La letra M suena como un murmullo en la penumbra, como el pecho que se ofrece antes del lenguaje. Es la primera vocalización del recién nacido —mamá, madre, ma— y también la última sílaba que se pronuncia cuando el mundo se despide en silencio: mmm.
La M es redonda, pero no cerrada. Tiene dos senos, dos montes, dos brazos que se abren hacia abajo como quien acoge. En su trazo hay una arquitectura de ternura: una simetría que no impone, sino que sostiene. Es la letra del alimento, del origen, del murmullo que precede al verbo.
La M no grita, pero funda
En casi todas las lenguas, la palabra madre comienza con M. No por azar, sino por necesidad fonética y afectiva: es el sonido más fácil de articular con los labios, el primero que se forma en la boca del infante. En el sánscrito mātṛ, en el latín mater, en el griego mētēr, en el árabe umm, en el hebreo ima, en el quechua mama. La M es un útero fonético: todo empieza en ella.
Pero no se queda en lo biológico. La M es también la letra de la memoria, del mito, del misterio. Es la inicial de lo que no se ve pero se intuye: mística, melancolía, muerte. En español, su sonoridad se asocia a lo íntimo, lo doméstico, lo que se guarda.

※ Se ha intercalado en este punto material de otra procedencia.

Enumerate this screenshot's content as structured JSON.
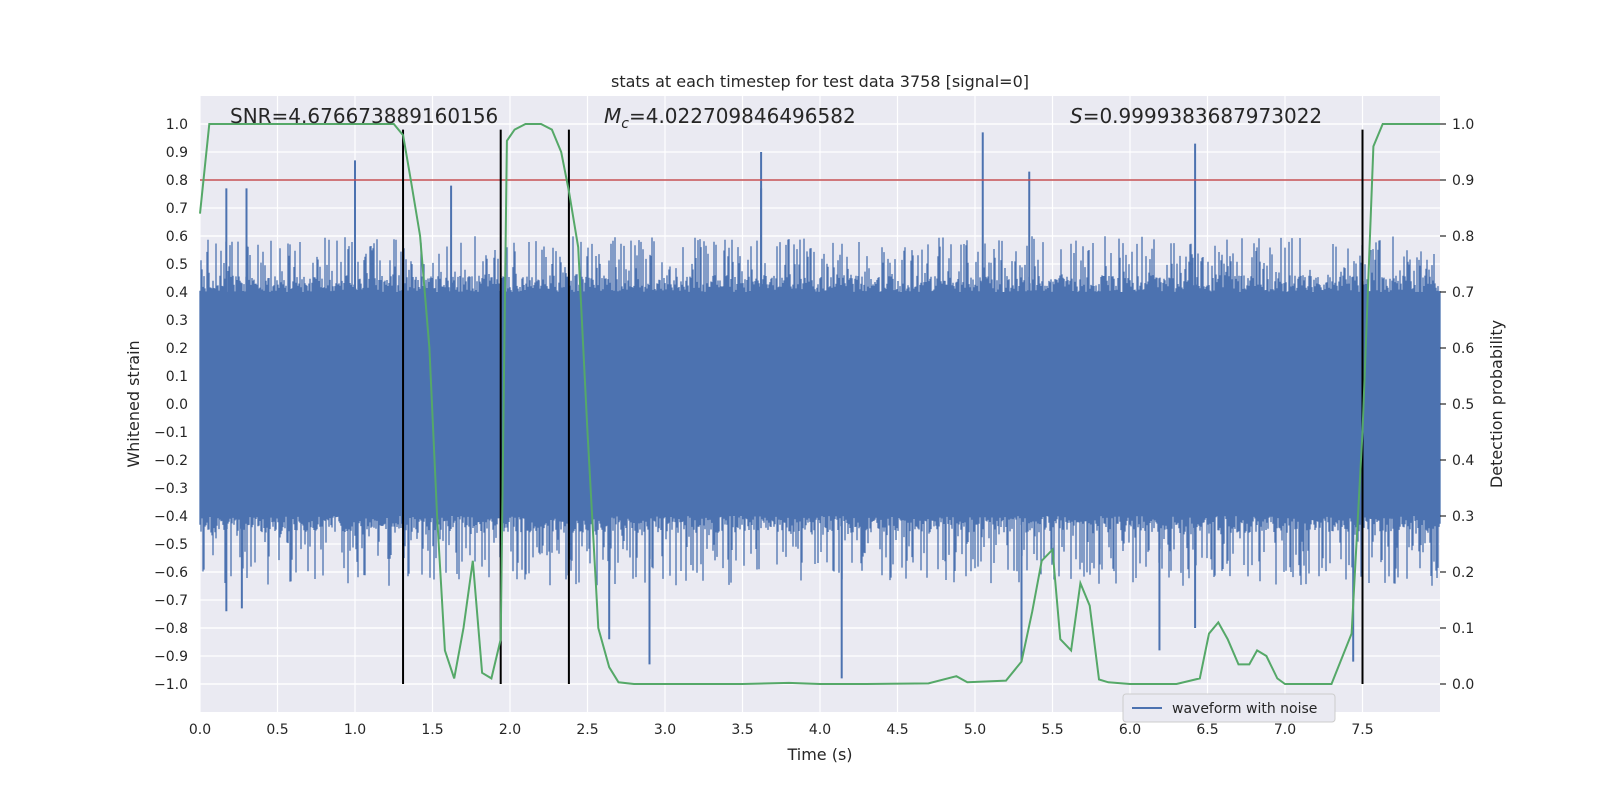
{
  "chart_data": {
    "type": "line",
    "title": "stats at each timestep for test data 3758 [signal=0]",
    "xlabel": "Time (s)",
    "ylabel": "Whitened strain",
    "y2label": "Detection probability",
    "xlim": [
      0,
      8
    ],
    "ylim": [
      -1.1,
      1.1
    ],
    "y2lim": [
      -0.05,
      1.05
    ],
    "xticks": [
      "0.0",
      "0.5",
      "1.0",
      "1.5",
      "2.0",
      "2.5",
      "3.0",
      "3.5",
      "4.0",
      "4.5",
      "5.0",
      "5.5",
      "6.0",
      "6.5",
      "7.0",
      "7.5"
    ],
    "yticks": [
      "1.0",
      "0.9",
      "0.8",
      "0.7",
      "0.6",
      "0.5",
      "0.4",
      "0.3",
      "0.2",
      "0.1",
      "0.0",
      "−0.1",
      "−0.2",
      "−0.3",
      "−0.4",
      "−0.5",
      "−0.6",
      "−0.7",
      "−0.8",
      "−0.9",
      "−1.0"
    ],
    "y2ticks": [
      "1.0",
      "0.9",
      "0.8",
      "0.7",
      "0.6",
      "0.5",
      "0.4",
      "0.3",
      "0.2",
      "0.1",
      "0.0"
    ],
    "grid": true,
    "legend": {
      "position": "lower-right",
      "entries": [
        "waveform with noise"
      ]
    },
    "annotations": {
      "snr": "SNR=4.676673889160156",
      "mc_symbol": "M",
      "mc_sub": "c",
      "mc_value": "=4.022709846496582",
      "s_symbol": "S",
      "s_value": "=0.9999383687973022"
    },
    "threshold_line": {
      "axis": "right",
      "value": 0.9,
      "color": "#c44e52"
    },
    "vertical_lines": {
      "x": [
        1.31,
        1.94,
        2.38,
        7.5
      ],
      "y_range": [
        -1.0,
        0.98
      ],
      "color": "#000000"
    },
    "waveform": {
      "name": "waveform with noise",
      "color": "#4c72b0",
      "x_range": [
        0,
        8
      ],
      "band_range": [
        -0.4,
        0.4
      ],
      "typical_peak_range": [
        -0.65,
        0.6
      ],
      "spikes": [
        {
          "x": 0.17,
          "y": 0.77
        },
        {
          "x": 0.17,
          "y": -0.74
        },
        {
          "x": 0.27,
          "y": -0.73
        },
        {
          "x": 0.3,
          "y": 0.77
        },
        {
          "x": 1.0,
          "y": 0.87
        },
        {
          "x": 1.62,
          "y": 0.78
        },
        {
          "x": 3.62,
          "y": 0.9
        },
        {
          "x": 3.62,
          "y": 0.77
        },
        {
          "x": 4.14,
          "y": -0.98
        },
        {
          "x": 5.05,
          "y": 0.97
        },
        {
          "x": 5.35,
          "y": 0.83
        },
        {
          "x": 6.42,
          "y": 0.93
        },
        {
          "x": 6.42,
          "y": -0.8
        },
        {
          "x": 2.9,
          "y": -0.93
        },
        {
          "x": 2.64,
          "y": -0.84
        },
        {
          "x": 6.19,
          "y": -0.88
        },
        {
          "x": 5.3,
          "y": -0.92
        },
        {
          "x": 7.44,
          "y": -0.92
        }
      ]
    },
    "probability": {
      "color": "#55a868",
      "x": [
        0.0,
        0.06,
        0.12,
        0.5,
        1.0,
        1.25,
        1.31,
        1.36,
        1.42,
        1.48,
        1.53,
        1.58,
        1.64,
        1.7,
        1.76,
        1.82,
        1.88,
        1.94,
        1.98,
        2.03,
        2.1,
        2.2,
        2.27,
        2.33,
        2.38,
        2.44,
        2.5,
        2.57,
        2.64,
        2.7,
        2.8,
        3.0,
        3.5,
        3.8,
        4.0,
        4.3,
        4.7,
        4.88,
        4.95,
        5.2,
        5.3,
        5.37,
        5.43,
        5.5,
        5.55,
        5.62,
        5.68,
        5.74,
        5.8,
        5.86,
        6.0,
        6.3,
        6.45,
        6.51,
        6.57,
        6.63,
        6.7,
        6.77,
        6.82,
        6.88,
        6.95,
        7.0,
        7.3,
        7.43,
        7.5,
        7.57,
        7.63,
        7.7,
        8.0
      ],
      "y": [
        0.84,
        1.0,
        1.0,
        1.0,
        1.0,
        1.0,
        0.98,
        0.9,
        0.8,
        0.6,
        0.3,
        0.06,
        0.01,
        0.1,
        0.22,
        0.02,
        0.01,
        0.08,
        0.97,
        0.99,
        1.0,
        1.0,
        0.99,
        0.95,
        0.88,
        0.78,
        0.45,
        0.1,
        0.03,
        0.003,
        0.0,
        0.0,
        0.0,
        0.002,
        0.0,
        0.0,
        0.001,
        0.014,
        0.003,
        0.006,
        0.04,
        0.13,
        0.22,
        0.24,
        0.08,
        0.06,
        0.18,
        0.14,
        0.008,
        0.003,
        0.0,
        0.0,
        0.01,
        0.09,
        0.11,
        0.08,
        0.035,
        0.035,
        0.06,
        0.05,
        0.01,
        0.0,
        0.0,
        0.09,
        0.45,
        0.96,
        1.0,
        1.0,
        1.0
      ]
    }
  }
}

Mueble, mantel, manta, maduro, mimar.
En la historia tipográfica, la M romana es una de las letras más estables y solemnes. En las inscripciones lapidarias, su forma majestuosa recuerda un frontón clásico: dos columnas y un vértice. Pero incluso allí, en mármol y capital, la M no pierde su aura de refugio. Es una letra que no necesita adornos: su fuerza está en su estructura.
M de madre, pero también de medida
No es solo afecto: también es norma. Es la letra de la medida, del metro, del módulo. En arquitectura, en poesía, en música, la M marca el compás. Es la letra que organiza, que da forma sin rigidez. Como una madre que enseña sin imponer, que guía sin sujetar.
En la literatura, la M aparece como marca de lo maternal, pero también de lo monstruoso. Medusa, Macbeth, Medea: figuras que desbordan el arquetipo, que muestran que lo maternal no es solo dulzura, sino también potencia, ambivalencia, abismo. La M, como toda madre, puede ser origen y límite, consuelo y amenaza.
Conclusión
La M no necesita alzarse para ser oída. Su poder está en lo que sostiene, no en lo que exhibe. Es la letra que nos nombra antes de que sepamos hablar. La que nos arropa en la infancia y nos acompaña en la memoria. La que murmura cuando todo calla.
En un alfabeto de aristas y vértices, la M es la curva que acoge. La letra que no se impone, pero funda. La que no grita, pero permanece. La maternal.